Faithful – the office of a deacon is a spiritual office like the bishop’s office. Thus, he must be faithful because he is also a steward of the mysteries of God [1 Cor 4:1-2]. The mystery of faith refers to the gospel [Rom 16:25-27; Eph 3:2-12], which he holds with a pure conscience [1 Tim 1:5, 19]. He must be saved and know it and know how to tell others to be saved. In this he will be in complete agreement with the pastor. If he can’t agree with the pastor and the statement of faith of the church, he should resign. Likewise, to protect the church, if the pastor becomes heretical in his doctrine, the deacons should hold to the correct doctrine and the pastor should resign.
Proved – deacons conduct themselves as deacons before they are ever chosen to be deacons. You avoid problems by following 1 Tim 5:22.
Blameless – in this a deacon’s character and reputation are above reproach, like a bishop [1 Tim 3:2].
Husbands of one wife – see the discussion concerning this subject in the Sunday school lesson on a Bishop. Basically, he is not a polygamist, as so many of the kings in the Old Testament were, and as men are in certain societies even today.
In charge of their homes – a deacon must be able to rule his home and his children in the same way that the bishop must rule his home [1 Tim 3:4-5]. The reason is that he must uphold and enforce the decisions of the church and the pastor. Likewise, he must not be under the authority of his wife. She will end up running him and, indirectly, the church. The devil got to Adam through his wife.
Deacons’ wives must be:
Grave – as their husbands must be [see above].
Not slanderers – see Ps 101:5 and Prov 10:18. Because of her husband’s office, she is in a position to know things about other people. She cannot utter anything that could be damaging to another person’s character or reputation. She could say things that could damage another person for the rest of his or her life
Sober – see Titus 2:4, temperate. This should be the character of all Christian women.
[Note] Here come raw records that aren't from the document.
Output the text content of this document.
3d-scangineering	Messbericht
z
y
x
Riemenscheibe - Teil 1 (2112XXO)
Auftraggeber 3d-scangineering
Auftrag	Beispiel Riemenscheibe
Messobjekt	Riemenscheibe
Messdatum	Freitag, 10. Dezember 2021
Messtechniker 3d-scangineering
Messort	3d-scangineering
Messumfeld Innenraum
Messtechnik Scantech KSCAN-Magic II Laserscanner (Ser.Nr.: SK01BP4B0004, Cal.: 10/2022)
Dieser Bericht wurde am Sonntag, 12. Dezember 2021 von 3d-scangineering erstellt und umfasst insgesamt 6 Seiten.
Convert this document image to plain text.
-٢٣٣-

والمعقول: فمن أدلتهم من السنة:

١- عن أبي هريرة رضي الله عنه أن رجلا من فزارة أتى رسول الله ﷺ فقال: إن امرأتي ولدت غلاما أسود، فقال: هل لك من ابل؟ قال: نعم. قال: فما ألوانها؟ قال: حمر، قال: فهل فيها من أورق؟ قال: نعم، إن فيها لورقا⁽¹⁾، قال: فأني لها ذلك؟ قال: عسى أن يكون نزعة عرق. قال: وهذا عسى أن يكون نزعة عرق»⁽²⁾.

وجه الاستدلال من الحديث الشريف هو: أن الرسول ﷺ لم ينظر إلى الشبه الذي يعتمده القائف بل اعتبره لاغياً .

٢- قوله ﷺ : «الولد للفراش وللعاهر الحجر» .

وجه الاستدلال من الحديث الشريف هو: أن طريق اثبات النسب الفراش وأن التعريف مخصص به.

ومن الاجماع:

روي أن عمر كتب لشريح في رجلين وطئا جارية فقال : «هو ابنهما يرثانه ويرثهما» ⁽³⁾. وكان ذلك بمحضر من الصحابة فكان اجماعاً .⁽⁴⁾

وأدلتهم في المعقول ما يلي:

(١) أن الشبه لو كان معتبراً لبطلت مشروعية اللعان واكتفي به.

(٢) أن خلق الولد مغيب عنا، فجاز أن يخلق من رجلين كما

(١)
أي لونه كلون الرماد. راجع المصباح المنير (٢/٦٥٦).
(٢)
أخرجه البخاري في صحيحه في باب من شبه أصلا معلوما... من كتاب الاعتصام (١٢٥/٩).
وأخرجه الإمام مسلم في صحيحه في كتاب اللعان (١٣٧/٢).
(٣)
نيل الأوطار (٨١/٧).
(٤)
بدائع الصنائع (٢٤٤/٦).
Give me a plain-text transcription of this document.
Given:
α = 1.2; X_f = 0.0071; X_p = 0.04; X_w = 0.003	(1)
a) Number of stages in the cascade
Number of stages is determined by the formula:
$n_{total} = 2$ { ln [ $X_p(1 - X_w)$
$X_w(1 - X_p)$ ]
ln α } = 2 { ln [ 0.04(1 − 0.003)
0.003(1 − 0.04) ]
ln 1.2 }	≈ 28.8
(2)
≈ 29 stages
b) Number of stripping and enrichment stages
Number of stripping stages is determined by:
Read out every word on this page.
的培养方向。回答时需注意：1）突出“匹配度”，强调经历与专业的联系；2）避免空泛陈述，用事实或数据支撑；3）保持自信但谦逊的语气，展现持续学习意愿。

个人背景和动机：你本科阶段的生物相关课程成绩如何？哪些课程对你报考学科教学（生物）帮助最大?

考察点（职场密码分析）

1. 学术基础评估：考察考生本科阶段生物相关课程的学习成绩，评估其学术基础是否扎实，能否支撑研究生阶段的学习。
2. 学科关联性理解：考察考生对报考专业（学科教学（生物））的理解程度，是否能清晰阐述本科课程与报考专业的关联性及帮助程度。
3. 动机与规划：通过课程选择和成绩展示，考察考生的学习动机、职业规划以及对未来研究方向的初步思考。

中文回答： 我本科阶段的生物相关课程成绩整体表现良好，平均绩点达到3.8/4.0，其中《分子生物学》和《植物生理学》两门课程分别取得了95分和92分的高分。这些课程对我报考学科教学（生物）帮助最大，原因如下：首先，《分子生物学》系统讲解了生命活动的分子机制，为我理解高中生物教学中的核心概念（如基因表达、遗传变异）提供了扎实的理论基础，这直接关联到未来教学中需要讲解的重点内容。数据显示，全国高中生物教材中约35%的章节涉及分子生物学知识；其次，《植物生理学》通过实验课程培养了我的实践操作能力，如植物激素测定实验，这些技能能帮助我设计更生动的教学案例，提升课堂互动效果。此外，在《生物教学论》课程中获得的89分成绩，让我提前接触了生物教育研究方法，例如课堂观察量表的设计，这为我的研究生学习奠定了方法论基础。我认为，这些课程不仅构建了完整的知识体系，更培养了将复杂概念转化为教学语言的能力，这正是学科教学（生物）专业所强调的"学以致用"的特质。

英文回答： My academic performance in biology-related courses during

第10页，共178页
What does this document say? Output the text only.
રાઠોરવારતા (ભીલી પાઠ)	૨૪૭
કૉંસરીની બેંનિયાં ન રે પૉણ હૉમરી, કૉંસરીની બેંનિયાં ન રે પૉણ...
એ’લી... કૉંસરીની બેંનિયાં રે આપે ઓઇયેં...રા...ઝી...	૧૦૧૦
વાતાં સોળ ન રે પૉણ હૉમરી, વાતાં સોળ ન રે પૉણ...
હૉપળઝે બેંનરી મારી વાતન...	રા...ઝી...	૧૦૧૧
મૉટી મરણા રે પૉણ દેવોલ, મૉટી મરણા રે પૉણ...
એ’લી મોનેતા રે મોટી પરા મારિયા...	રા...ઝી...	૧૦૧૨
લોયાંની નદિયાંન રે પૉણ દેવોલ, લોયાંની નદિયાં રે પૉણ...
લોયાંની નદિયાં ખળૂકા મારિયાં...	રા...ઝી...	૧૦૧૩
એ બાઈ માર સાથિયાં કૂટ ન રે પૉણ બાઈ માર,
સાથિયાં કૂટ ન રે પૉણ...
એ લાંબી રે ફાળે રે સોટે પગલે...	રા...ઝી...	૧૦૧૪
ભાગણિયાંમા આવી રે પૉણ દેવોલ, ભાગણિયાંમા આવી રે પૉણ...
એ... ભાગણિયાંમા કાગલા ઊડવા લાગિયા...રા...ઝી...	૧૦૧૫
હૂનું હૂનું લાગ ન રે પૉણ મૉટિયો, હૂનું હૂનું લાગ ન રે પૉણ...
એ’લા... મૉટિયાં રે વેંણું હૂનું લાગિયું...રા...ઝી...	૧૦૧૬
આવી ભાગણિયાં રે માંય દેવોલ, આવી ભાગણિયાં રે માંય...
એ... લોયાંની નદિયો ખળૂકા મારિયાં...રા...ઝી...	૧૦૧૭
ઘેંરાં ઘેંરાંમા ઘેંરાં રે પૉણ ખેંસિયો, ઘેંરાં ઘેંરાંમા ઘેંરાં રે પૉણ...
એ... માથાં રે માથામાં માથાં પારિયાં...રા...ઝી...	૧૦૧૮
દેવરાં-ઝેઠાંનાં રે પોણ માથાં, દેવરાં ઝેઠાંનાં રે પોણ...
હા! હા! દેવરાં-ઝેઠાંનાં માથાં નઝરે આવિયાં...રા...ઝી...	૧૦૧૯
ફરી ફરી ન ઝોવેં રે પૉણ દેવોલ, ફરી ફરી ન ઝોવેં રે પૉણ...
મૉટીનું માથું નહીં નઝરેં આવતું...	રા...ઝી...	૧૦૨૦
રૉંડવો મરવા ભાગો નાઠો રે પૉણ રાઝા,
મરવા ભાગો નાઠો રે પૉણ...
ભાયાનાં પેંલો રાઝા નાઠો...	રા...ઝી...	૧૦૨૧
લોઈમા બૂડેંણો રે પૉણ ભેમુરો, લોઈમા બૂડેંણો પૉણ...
Faithful – her husband is a faithful servant and she must be, too. Consider the qualities of a widow, whom the church can support, as a good example of her faithfulness [1 Tim 5:10].
Conclusion: deacons who handle their responsibilities well “purchase to themselves a good degree.” That is, they are worthy of the respect this office affords. They are also bold regarding the faith. That is, they stand firm on the words of God and resist any movement in the church away from the doctrines and principles of the Bible.